AC Germania Ziegelhausen
Club

Unsere Geschichte

Über 130 Jahre Ringen in Ziegelhausen.

Was 1891 in einer Ziegelhäuser Gaststätte begann, ist heute ein Verein mit über 135 Jahren Tradition. Der AC Germania hat zwei Weltkriege überstanden, Generationen von Ringern hervorgebracht und sich immer wieder neu erfunden — ohne seine Wurzeln zu vergessen.

AC Germania Ziegelhausen

Meilensteine

1891

Die Gründung

Im Gasthaus „Neckartal" in der Ziegelhäuser Brahmsstraße gründen zehn sportbegeisterte Freunde um Ferdinand Gessel den Athleten-Club Germania 1891 Ziegelhausen. Das Ringen — damals eine der populärsten Sportarten — steht von Beginn an im Zentrum. Als erster Gegner ist die Truppe von Kirchheim in der Chronik verbrieft.

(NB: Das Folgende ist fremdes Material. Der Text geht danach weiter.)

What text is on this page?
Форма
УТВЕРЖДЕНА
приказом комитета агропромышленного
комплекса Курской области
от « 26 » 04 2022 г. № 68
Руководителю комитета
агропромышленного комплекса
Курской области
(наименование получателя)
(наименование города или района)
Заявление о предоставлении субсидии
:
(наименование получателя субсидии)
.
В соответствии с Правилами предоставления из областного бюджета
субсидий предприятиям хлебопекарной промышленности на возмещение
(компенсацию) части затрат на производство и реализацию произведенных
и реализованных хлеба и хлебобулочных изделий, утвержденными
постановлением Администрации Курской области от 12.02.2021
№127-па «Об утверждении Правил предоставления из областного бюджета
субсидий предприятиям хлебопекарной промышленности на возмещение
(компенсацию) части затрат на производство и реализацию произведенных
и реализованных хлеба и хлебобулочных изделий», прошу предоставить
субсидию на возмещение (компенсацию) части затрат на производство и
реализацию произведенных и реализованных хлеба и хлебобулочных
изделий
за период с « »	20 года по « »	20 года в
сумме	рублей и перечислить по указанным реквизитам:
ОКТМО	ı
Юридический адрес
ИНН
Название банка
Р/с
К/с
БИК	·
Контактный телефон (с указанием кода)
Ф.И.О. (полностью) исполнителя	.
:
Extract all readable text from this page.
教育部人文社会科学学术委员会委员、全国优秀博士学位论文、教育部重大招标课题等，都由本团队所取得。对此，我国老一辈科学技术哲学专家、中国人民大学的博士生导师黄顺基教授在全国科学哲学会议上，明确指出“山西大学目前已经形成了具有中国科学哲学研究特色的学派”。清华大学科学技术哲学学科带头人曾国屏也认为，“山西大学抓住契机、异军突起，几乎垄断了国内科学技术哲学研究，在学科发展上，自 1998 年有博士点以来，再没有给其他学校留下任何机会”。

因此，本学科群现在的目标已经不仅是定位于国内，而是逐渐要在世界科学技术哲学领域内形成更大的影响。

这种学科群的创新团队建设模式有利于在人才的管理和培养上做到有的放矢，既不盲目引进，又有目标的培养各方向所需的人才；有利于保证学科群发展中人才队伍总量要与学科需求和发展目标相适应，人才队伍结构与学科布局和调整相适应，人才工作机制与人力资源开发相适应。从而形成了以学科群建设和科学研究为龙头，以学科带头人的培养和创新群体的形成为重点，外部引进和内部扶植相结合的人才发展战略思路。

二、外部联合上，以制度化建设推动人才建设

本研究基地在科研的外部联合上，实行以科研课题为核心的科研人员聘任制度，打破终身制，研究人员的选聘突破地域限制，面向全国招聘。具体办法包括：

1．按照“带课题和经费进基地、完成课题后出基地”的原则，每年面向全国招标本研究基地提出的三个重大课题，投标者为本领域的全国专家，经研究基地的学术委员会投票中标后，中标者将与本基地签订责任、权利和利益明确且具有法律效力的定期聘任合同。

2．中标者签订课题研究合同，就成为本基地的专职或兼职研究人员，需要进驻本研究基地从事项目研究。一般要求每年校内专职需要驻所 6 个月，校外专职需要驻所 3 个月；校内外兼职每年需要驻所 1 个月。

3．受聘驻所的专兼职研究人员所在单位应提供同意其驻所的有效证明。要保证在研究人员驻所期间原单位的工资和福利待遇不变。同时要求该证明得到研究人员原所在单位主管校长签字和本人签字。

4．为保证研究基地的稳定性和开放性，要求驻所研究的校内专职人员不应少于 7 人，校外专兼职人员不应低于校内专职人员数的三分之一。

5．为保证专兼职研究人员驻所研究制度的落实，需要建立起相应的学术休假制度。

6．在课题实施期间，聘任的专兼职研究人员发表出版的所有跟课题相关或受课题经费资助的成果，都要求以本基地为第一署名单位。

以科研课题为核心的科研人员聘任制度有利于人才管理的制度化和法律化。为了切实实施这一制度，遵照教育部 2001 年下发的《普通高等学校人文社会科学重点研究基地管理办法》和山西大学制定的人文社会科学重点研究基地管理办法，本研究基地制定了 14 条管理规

1893 übernahm Fritz Böhm den Vorsitz. Er hatte mit mangelhaften Übungsmöglichkeiten zu kämpfen, so dass der junge Club im Jahr 1900 sein neues Trainingsdomizil im Gasthaus "Fürstenhof" aufschlug.

1911 trat der AC Germania dem Deutschen-Athletik-Sportverband (DASV) bei, gleichzeitig fanden die Ringer im Saal der Gaststätte "Grenze" ideale Trainingsmöglichkeiten.

1921

Aufschwung in den Goldenen Zwanzigern

Nach den Kriegsjahren erlebt der Verein einen neuen Aufschwung. Die Mitgliederzahlen wachsen, der AC Germania wird zu einer festen Größe im überregionalen Ringsport.

Im Juni 1921 schickten sich die Germanen an, ein mit einer süddeutschen Meisterschaft vergleichbares Ringerereignis aufzuziehen. Über 800 Teilnehmer strömten ins Neckartal.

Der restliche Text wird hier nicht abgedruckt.